One of the main reasons I became a teacher was because I had to endure dozens and dozens of truly horrible teachers when I was younger, teachers who weren’t just bad at their jobs but also bad at being decent human beings, who taught me little more than how much damage terrible teachers can do to their students. I’ve often said that my primary driving force as a teacher is to be the kind of teacher for my students that I needed when I was younger, and that impulse often manifests itself in the help I provide for my students, inside the classroom as well as outside of it. I don’t give anything like standardized tests in my classes, not only because of my issues with testing in general but also because the kinds of writing-intensive classes I teach lend themselves to other ways of measuring student success, namely paper-writing.

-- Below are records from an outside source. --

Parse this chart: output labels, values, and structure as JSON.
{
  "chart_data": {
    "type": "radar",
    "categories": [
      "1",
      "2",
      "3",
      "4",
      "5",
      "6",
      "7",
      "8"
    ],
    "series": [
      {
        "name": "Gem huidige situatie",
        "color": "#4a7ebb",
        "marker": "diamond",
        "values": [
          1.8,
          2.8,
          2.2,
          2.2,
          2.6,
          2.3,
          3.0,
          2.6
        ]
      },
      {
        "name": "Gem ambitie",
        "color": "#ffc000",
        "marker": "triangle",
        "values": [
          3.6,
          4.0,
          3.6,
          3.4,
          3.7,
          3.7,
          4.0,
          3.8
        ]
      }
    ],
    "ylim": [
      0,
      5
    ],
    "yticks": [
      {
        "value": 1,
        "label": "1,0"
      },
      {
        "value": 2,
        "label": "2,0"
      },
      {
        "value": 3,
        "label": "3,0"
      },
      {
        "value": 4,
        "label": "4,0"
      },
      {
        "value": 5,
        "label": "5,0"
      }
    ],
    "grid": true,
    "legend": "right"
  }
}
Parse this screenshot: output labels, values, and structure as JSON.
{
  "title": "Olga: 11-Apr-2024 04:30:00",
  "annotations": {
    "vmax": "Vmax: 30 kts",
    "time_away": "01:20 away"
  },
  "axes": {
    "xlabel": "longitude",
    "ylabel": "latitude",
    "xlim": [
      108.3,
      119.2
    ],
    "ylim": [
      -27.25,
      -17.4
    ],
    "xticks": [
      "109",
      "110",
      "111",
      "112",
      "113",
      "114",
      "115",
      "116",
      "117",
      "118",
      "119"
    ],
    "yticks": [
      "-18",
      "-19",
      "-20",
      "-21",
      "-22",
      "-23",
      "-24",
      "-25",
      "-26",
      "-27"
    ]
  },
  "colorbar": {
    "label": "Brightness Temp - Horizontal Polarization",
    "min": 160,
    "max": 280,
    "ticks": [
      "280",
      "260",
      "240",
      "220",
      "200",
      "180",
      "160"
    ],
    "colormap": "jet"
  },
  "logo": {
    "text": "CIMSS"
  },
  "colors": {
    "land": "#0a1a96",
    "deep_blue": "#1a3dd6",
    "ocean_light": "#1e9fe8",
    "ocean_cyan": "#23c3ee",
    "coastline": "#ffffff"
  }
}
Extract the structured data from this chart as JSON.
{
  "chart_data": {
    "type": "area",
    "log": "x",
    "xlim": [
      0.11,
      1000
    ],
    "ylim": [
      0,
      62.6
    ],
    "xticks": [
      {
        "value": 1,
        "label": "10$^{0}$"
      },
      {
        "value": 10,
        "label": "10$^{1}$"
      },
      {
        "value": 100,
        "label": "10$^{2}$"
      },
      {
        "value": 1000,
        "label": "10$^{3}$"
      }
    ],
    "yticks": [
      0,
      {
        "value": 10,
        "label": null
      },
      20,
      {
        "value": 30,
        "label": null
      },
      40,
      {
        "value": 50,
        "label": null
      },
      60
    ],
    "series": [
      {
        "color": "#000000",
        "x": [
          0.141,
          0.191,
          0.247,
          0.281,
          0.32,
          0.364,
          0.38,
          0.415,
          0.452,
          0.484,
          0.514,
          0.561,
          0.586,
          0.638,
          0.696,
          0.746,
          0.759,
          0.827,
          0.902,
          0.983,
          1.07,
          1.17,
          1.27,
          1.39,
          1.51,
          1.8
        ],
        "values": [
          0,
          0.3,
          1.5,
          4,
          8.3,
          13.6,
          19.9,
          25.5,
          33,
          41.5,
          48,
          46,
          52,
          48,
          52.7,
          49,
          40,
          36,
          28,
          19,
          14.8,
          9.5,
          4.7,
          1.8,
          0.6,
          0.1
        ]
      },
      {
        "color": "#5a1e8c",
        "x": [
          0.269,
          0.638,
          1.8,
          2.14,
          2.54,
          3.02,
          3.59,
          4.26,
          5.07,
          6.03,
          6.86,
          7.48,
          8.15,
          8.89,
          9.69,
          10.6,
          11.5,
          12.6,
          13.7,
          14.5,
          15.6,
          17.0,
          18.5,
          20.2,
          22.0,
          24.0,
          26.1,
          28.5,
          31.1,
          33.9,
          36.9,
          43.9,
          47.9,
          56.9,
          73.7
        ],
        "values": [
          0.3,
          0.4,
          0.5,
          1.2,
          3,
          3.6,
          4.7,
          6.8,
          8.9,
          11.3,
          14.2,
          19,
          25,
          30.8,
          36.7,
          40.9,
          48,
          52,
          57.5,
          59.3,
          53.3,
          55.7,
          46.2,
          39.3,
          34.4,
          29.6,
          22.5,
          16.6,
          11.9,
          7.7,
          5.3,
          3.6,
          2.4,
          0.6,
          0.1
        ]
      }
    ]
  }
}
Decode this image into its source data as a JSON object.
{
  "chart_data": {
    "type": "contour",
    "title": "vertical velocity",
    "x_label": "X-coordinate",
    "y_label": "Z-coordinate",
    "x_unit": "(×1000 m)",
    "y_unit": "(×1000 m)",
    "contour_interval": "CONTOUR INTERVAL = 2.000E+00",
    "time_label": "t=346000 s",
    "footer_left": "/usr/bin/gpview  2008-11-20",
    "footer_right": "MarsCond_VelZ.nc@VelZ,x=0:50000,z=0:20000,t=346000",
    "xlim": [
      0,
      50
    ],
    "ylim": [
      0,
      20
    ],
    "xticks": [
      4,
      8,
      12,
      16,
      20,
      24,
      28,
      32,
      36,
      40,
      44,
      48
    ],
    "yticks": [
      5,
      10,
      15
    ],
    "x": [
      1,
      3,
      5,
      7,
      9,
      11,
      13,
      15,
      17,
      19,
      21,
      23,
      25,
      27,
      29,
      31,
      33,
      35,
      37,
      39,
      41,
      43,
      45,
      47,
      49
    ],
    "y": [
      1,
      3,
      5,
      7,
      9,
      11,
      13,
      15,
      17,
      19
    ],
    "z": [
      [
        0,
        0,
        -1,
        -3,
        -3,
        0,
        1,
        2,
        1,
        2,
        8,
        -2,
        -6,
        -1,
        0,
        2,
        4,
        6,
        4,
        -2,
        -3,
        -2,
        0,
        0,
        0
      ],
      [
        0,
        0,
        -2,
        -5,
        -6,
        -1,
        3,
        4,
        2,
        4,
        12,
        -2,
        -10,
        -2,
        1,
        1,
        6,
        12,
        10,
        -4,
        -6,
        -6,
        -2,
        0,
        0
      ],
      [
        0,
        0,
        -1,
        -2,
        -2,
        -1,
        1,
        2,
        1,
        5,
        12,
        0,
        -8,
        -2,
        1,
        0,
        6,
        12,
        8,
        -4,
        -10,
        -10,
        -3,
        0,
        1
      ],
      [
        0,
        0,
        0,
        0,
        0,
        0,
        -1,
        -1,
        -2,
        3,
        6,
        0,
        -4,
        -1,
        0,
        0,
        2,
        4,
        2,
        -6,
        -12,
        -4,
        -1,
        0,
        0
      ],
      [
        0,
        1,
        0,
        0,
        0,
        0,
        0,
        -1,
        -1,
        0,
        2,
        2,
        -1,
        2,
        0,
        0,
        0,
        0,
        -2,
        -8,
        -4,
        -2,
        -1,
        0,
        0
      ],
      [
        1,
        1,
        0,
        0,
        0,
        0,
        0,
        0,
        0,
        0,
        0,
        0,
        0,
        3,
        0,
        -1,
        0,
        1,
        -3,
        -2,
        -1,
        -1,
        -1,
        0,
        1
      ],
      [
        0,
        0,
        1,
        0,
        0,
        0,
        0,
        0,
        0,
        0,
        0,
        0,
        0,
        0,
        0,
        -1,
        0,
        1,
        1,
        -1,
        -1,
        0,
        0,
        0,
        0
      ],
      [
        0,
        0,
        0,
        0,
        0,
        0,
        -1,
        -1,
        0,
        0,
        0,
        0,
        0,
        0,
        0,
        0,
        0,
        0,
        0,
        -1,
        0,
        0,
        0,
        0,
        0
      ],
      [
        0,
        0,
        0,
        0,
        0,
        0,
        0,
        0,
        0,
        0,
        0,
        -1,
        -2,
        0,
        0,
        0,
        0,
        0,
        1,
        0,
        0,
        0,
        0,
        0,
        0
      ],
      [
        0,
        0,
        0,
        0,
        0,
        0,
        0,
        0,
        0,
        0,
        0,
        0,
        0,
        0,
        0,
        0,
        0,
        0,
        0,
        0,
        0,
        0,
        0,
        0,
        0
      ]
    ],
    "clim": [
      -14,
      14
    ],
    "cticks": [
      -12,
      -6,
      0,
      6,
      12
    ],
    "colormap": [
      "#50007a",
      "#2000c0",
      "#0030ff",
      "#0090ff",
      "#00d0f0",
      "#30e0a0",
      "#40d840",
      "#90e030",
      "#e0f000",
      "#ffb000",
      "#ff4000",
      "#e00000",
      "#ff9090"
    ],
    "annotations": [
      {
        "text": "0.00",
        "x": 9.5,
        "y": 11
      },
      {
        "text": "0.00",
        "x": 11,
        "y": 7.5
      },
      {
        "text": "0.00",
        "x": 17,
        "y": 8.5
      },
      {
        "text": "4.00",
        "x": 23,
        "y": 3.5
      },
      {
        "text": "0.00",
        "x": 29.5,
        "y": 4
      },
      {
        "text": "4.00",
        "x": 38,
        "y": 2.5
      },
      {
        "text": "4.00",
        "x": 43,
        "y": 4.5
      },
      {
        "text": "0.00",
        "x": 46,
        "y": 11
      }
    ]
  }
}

I still have to do a lot of work inside the classroom to get my students ready to write those papers outside of class, though, and I try to give my students as much of that help as I can while we’re face-to-face, when I can see the looks of confusion (or fatigue, or irritation, or what have you) on their faces, and I can give them the one-on-one help that’s so crucial in giving students the individualized education that will best meet their unique needs.

Having to stand there silently in that classroom while I proctored that standardized test was probably the most excruciating part of the whole experience for me, precisely because I couldn’t give them any help. I’d never met any of those students before that morning, and I don’t know if I’ll ever see any of them again, but even though I wasn’t about to help them with answers or anything like that (cheating is not learning), I still wanted to say something about my own feelings about standardized tests, and how I’m trying to do what I can, both in my professional and personal lives, to make education less painful and more effective. Instead, all I could do was watch over them as they filled out bubble after bubble, for hours on end, their early-morning anxiousness eventually turning to exhaustion. Proctoring a test like that isn’t teaching, and I knew that coming in, but I’d vastly underestimated how the whole process would leave me feeling just as tired, and more than that, just plain sad.

I probably will keep proctoring these tests here, simply because someone has to (now that I finally have a full-time teaching position, I’m kind of making up for lost time when it comes to volunteering for things that I wasn’t allowed to do as an adjunct in the Toledo area), but if I’m going to do that, then I need to work even harder here to make sure that all students — not just mine — get a quality education, and that they don’t have to suffer quite so much from the pain of taking so many standardized tests throughout their schooling. I have no illusions about being able to proctor these tests in a way that will leave the students liking me, but it would be nice if I could at least get through one of these tests liking myself a lot more than I do right now.